There are four tunnels reported to be found, and about sixteen that are reported to be unfound, but I have a hard time believing that they still unknowns.  Maybe I have too much faith in our military, but I'm willing to bet that they were all found within a month or two of the first one.  Whether or not the military wants to report that is on them, but I know I wouldn't.  That's just bad strategy.

The photo above was taken at Dorasan Station, the last operating South Korean station before North Korea.  There used to be another one, further North, but the DPRK abused it, and so it was shut down.  I can't help but be excited about this station.  One day, when Korea is unified again (and I firmly believe it will be), this station will connect Busan (the Southern-most train station in Korea) to Lodon.  I fully intend on traveling the whole length of these tracks within my lifetime.

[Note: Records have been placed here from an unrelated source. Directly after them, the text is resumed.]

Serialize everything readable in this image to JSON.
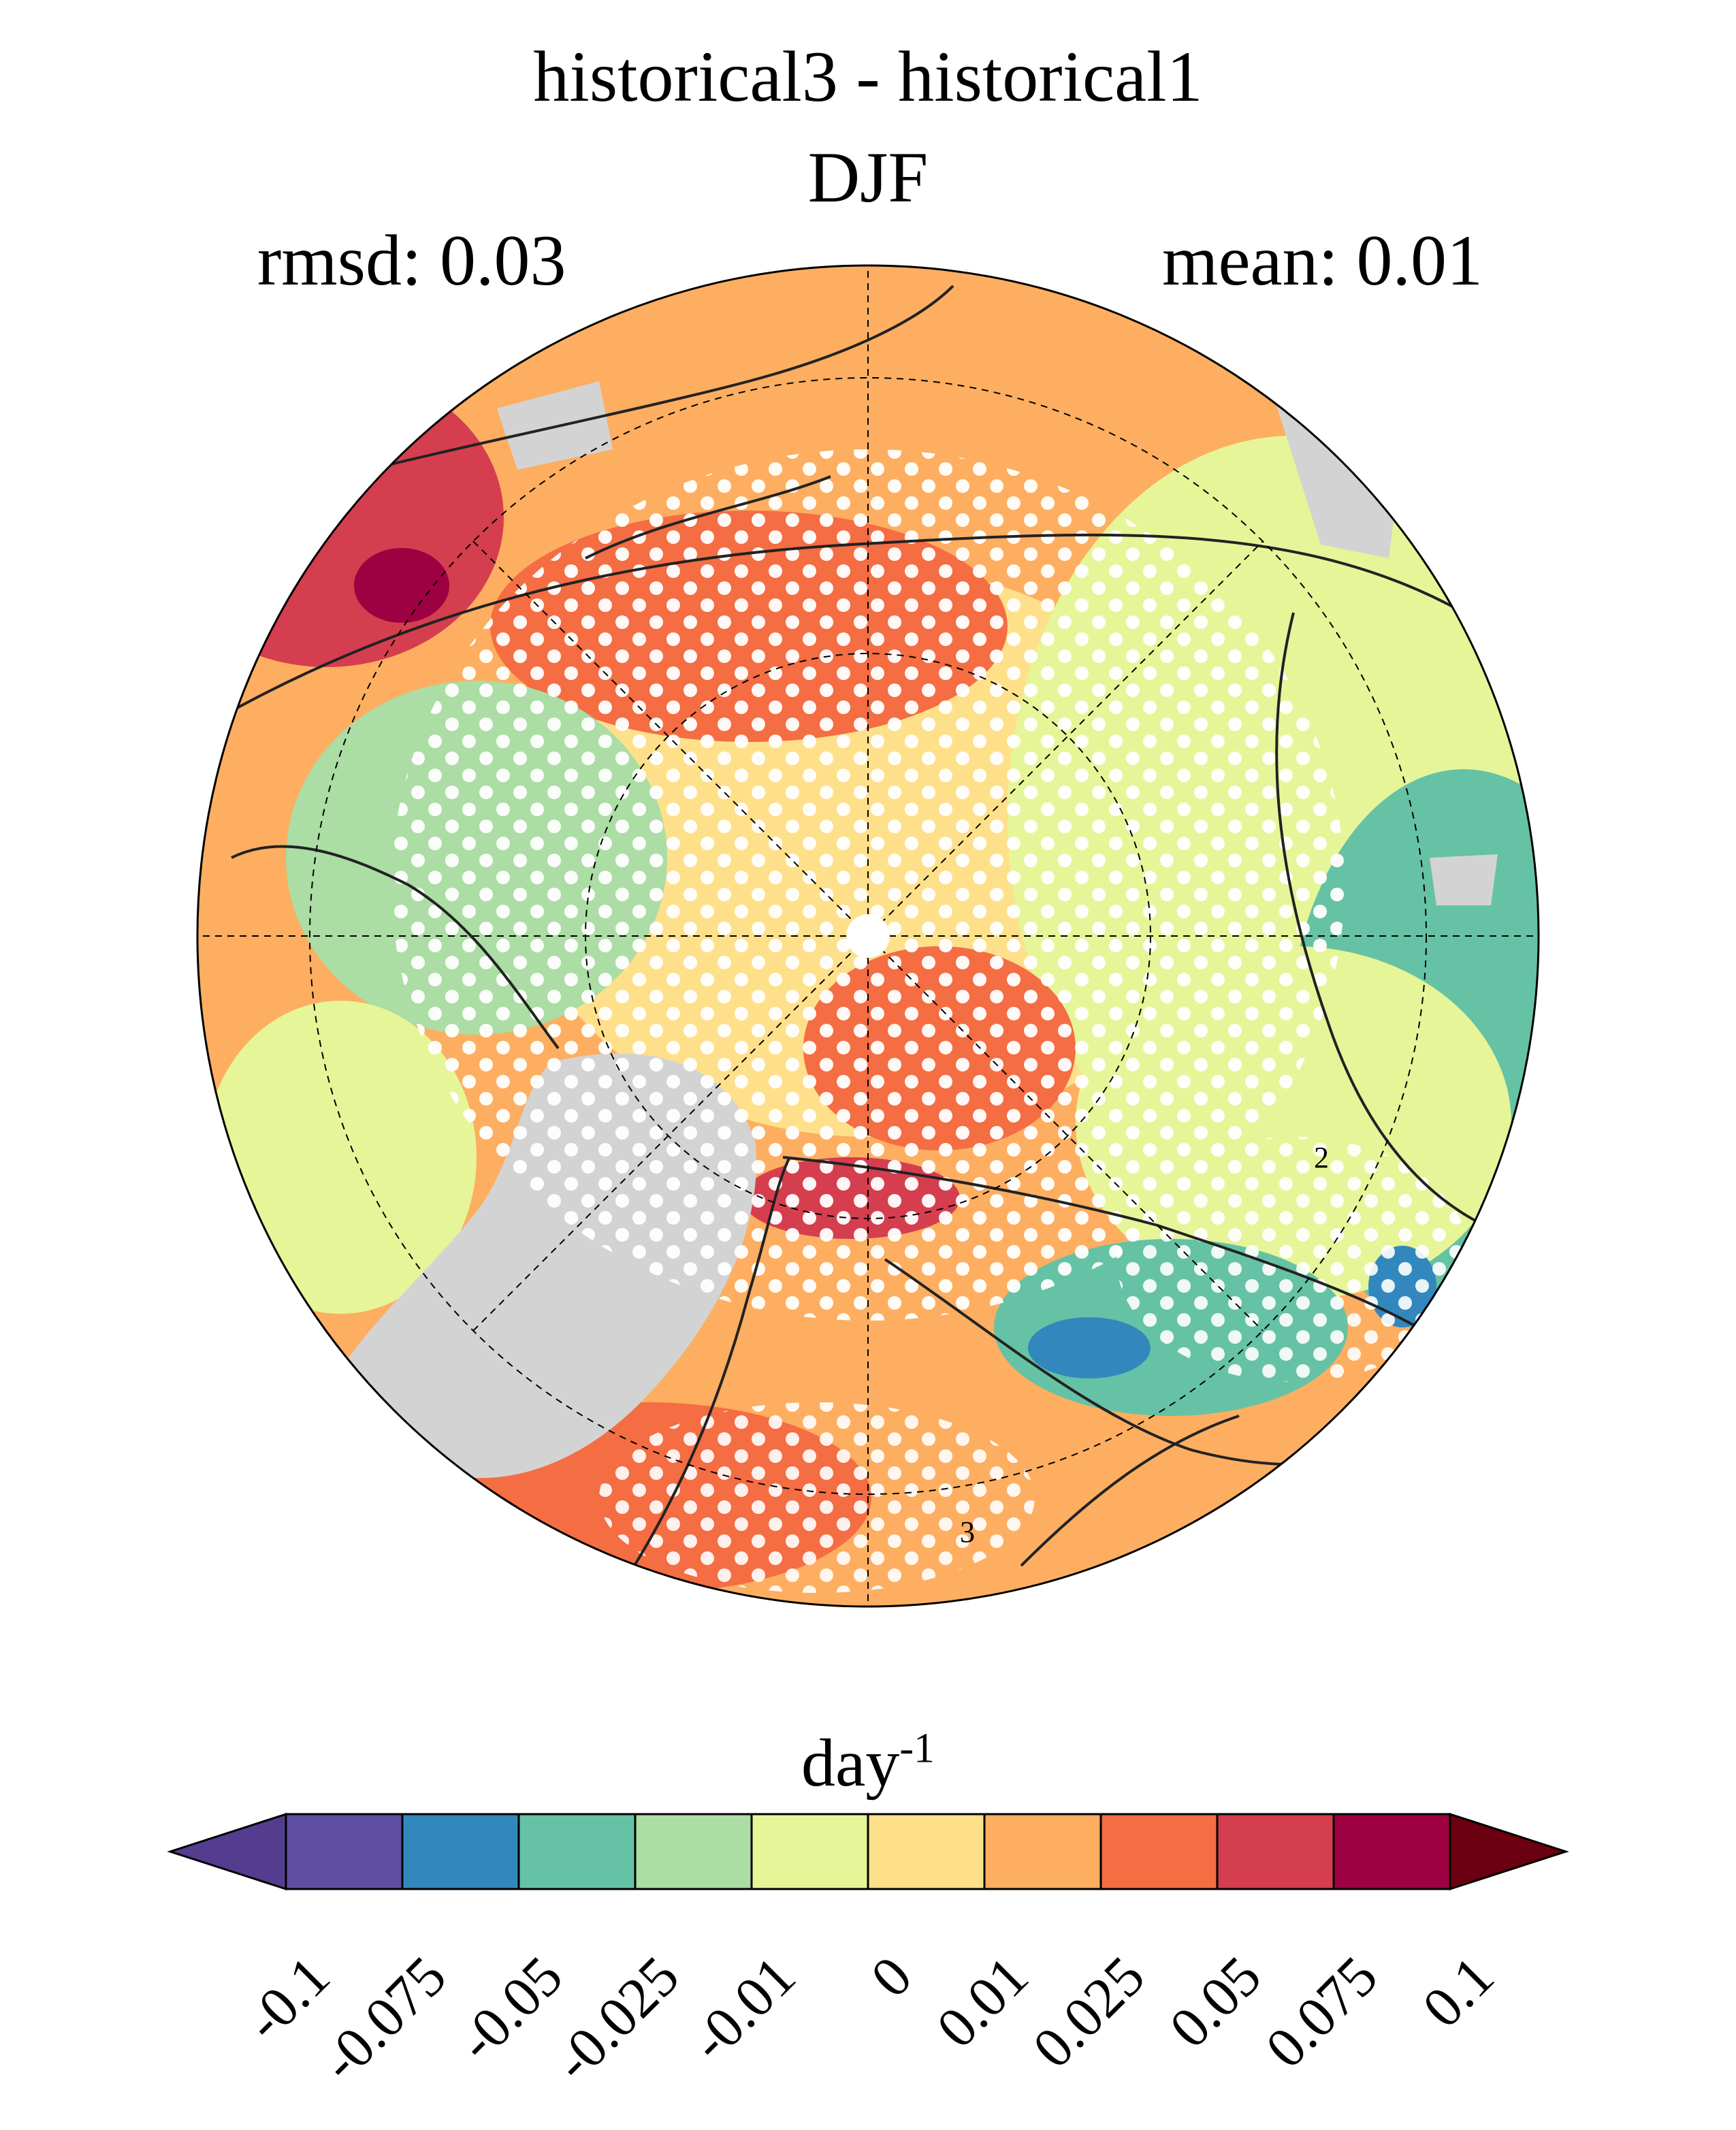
{
  "title": "historical3 - historical1",
  "subtitle": "DJF",
  "rmsd_label": "rmsd: 0.03",
  "mean_label": "mean: 0.01",
  "colorbar": {
    "units_base": "day",
    "units_exp": "-1",
    "ticks": [
      "-0.1",
      "-0.075",
      "-0.05",
      "-0.025",
      "-0.01",
      "0",
      "0.01",
      "0.025",
      "0.05",
      "0.075",
      "0.1"
    ],
    "colors": [
      "#5e4fa2",
      "#3288bd",
      "#66c2a5",
      "#abdda4",
      "#e6f598",
      "#fee08b",
      "#fdae61",
      "#f46d43",
      "#d53e4f",
      "#9e0142"
    ],
    "under_color": "#543d8e",
    "over_color": "#6b0010"
  },
  "map": {
    "projection": "north-polar-stereographic",
    "land_mask_color": "#d3d3d3",
    "background_color": "#fdae61",
    "stippling": "white dots mark significant differences",
    "contour_labels": [
      "2",
      "3"
    ]
  }
}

One day, I will show this picture to my grandchildren, as so many grandparents showed us their pictures of the Berlin Wall.  I will tell them how so many people thought that the cities down these tracks were closed of forever, and I will tell my grandchildren how those people were wrong.  I will tell them how my fingers were not a "V for Victory," but a sign of peace, my hope for the future and the legacy I want to leave behind.

Family portrait number two - at the crossroads of Korea.

Pray for peace.  L-rd knows, this world so desperately needs it.